When the answer flips

The default verdict (Vulcan) flips in three scenarios:

  1. Wok-heavy or hibachi-style menus — Imperial’s 32,000-BTU burners or Garland’s premium burners outperform Vulcan SX’s 26,000 noticeably. Vulcan loses here.
  2. Open kitchen / visible range — Vulcan looks utilitarian. If the range is part of the dining experience, Garland’s finish and Imperial’s heavier construction read better. Vulcan loses on aesthetics.
  3. Single-unit budget opening with reliable local Imperial service — when capital is tight and the brand-tier difference is < $3,000, Imperial often beats Vulcan over 3 years. Vulcan loses on cash flow.

Frequently asked questions

1. Is Wolf the same as Vulcan?
Wolf Range (commercial) is a separate product line owned by ITW, distinct from Wolf (residential, Sub-Zero/Wolf). Wolf Challenger XL is roughly equivalent to Vulcan SX in build but priced higher; many operators consider it interchangeable on parts.

2. What about Southbend?
Southbend (now part of Middleby) is a credible fourth option — slightly less common than the three covered here, but with comparable build to Vulcan. Service network varies by region. Worth getting a quote alongside Vulcan if your local dealer carries it.

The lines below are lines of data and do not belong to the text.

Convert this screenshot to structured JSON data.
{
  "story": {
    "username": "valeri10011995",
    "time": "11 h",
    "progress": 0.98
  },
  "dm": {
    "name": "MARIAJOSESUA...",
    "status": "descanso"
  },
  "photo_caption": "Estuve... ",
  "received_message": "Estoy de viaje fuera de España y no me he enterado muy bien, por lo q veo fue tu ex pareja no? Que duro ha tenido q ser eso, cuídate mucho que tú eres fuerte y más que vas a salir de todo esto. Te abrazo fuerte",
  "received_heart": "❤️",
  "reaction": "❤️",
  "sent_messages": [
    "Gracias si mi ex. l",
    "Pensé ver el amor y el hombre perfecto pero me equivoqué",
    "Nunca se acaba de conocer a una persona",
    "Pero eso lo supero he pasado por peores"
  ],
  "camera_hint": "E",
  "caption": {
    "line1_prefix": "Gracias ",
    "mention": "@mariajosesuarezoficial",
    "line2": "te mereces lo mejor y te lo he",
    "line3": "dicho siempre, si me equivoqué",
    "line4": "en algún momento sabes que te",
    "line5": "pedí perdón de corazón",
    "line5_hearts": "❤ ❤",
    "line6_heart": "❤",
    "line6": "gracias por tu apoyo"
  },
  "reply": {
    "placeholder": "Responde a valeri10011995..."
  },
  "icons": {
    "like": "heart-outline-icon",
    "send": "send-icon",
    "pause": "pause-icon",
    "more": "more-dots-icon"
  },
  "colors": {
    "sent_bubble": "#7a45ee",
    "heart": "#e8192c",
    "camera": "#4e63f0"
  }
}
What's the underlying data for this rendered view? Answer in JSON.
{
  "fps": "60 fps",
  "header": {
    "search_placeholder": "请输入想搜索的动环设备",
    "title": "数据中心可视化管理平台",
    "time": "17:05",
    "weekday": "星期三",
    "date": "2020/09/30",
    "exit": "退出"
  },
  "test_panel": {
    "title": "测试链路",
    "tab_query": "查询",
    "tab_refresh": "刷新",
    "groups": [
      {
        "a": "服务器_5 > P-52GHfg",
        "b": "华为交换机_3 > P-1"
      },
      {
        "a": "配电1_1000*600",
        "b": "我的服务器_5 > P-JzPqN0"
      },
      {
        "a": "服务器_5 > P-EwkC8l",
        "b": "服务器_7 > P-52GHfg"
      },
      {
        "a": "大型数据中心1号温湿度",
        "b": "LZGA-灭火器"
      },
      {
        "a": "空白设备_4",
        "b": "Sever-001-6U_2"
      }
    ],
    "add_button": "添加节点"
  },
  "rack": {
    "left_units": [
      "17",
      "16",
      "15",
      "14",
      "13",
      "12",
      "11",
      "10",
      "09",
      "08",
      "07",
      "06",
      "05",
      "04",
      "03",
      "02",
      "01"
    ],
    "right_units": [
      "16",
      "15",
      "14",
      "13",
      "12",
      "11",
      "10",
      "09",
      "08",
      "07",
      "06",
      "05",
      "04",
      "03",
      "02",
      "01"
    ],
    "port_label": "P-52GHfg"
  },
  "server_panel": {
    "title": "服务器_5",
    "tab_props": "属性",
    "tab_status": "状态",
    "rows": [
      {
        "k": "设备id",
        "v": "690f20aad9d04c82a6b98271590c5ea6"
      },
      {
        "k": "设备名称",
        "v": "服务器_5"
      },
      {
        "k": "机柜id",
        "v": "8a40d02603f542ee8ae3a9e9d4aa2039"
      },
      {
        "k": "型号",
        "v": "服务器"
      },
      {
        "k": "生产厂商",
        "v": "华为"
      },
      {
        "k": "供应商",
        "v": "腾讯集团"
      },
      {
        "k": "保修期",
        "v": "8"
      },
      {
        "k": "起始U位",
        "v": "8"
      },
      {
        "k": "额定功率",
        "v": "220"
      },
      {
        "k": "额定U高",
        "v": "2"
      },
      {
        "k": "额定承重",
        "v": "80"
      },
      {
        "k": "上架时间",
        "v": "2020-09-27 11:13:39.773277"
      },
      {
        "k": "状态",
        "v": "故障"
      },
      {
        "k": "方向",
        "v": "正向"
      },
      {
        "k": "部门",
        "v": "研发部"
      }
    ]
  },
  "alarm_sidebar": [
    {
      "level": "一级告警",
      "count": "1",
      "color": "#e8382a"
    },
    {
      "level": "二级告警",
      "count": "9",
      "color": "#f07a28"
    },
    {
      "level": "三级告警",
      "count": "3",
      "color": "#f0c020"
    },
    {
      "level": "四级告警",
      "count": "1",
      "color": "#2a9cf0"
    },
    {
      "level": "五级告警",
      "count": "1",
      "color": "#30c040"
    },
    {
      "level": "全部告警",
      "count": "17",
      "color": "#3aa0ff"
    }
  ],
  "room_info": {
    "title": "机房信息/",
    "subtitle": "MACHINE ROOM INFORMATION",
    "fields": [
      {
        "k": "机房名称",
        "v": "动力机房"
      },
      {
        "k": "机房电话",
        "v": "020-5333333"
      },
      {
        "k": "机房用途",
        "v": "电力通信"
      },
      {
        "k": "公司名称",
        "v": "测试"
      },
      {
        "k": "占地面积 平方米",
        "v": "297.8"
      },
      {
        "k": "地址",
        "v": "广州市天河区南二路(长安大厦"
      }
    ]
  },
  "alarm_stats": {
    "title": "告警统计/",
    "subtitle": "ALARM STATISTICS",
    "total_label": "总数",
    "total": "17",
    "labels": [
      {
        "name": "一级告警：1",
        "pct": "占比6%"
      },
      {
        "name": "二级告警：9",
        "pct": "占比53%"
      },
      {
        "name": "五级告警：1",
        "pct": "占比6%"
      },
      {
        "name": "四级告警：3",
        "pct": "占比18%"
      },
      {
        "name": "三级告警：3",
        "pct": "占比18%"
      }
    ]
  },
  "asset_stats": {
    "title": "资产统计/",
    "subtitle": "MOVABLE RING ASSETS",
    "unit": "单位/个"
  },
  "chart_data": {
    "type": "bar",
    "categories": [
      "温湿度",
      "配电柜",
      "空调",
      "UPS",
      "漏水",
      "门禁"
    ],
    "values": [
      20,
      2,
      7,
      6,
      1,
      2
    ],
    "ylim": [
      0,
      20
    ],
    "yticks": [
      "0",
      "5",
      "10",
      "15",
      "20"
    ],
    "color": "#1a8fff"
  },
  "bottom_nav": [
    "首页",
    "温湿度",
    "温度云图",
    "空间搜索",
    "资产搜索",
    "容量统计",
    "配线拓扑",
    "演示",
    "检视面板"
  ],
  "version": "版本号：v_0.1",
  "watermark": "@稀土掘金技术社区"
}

3. How much should I budget for a 10-burner instead of 6?
Roughly 50–70% more than the 6-burner equivalent. Vulcan SX-10 lists at $7,000–$9,500; Imperial IR-10 at $5,000–$6,500; Garland G-10 at $9,000–$13,000.

4. Can I run a 6-burner range on residential gas service?
No. Commercial 6-burners need 7″ w.c. natural gas pressure at the appliance and a 1/2″ or 3/4″ supply line depending on total BTU load. Residential gas service is typically inadequate. Verify with your gas utility before purchase. (See Commercial Gas Line Sizing.)

5. Should I buy used?
Used Vulcan SX in good condition with documented service history — yes, often a great deal at 50–60% of new. Used Imperial — riskier given thinner service network. Used Garland — only with full service history; parts cost makes neglected Garlands expensive to revive.

6. What if I need induction instead?
None of the three offer induction at the 6-burner range scale meaningfully in 2026. CookTek and Vollrath dominate commercial induction. See Induction vs Gas Range: TCO Over 10 Years.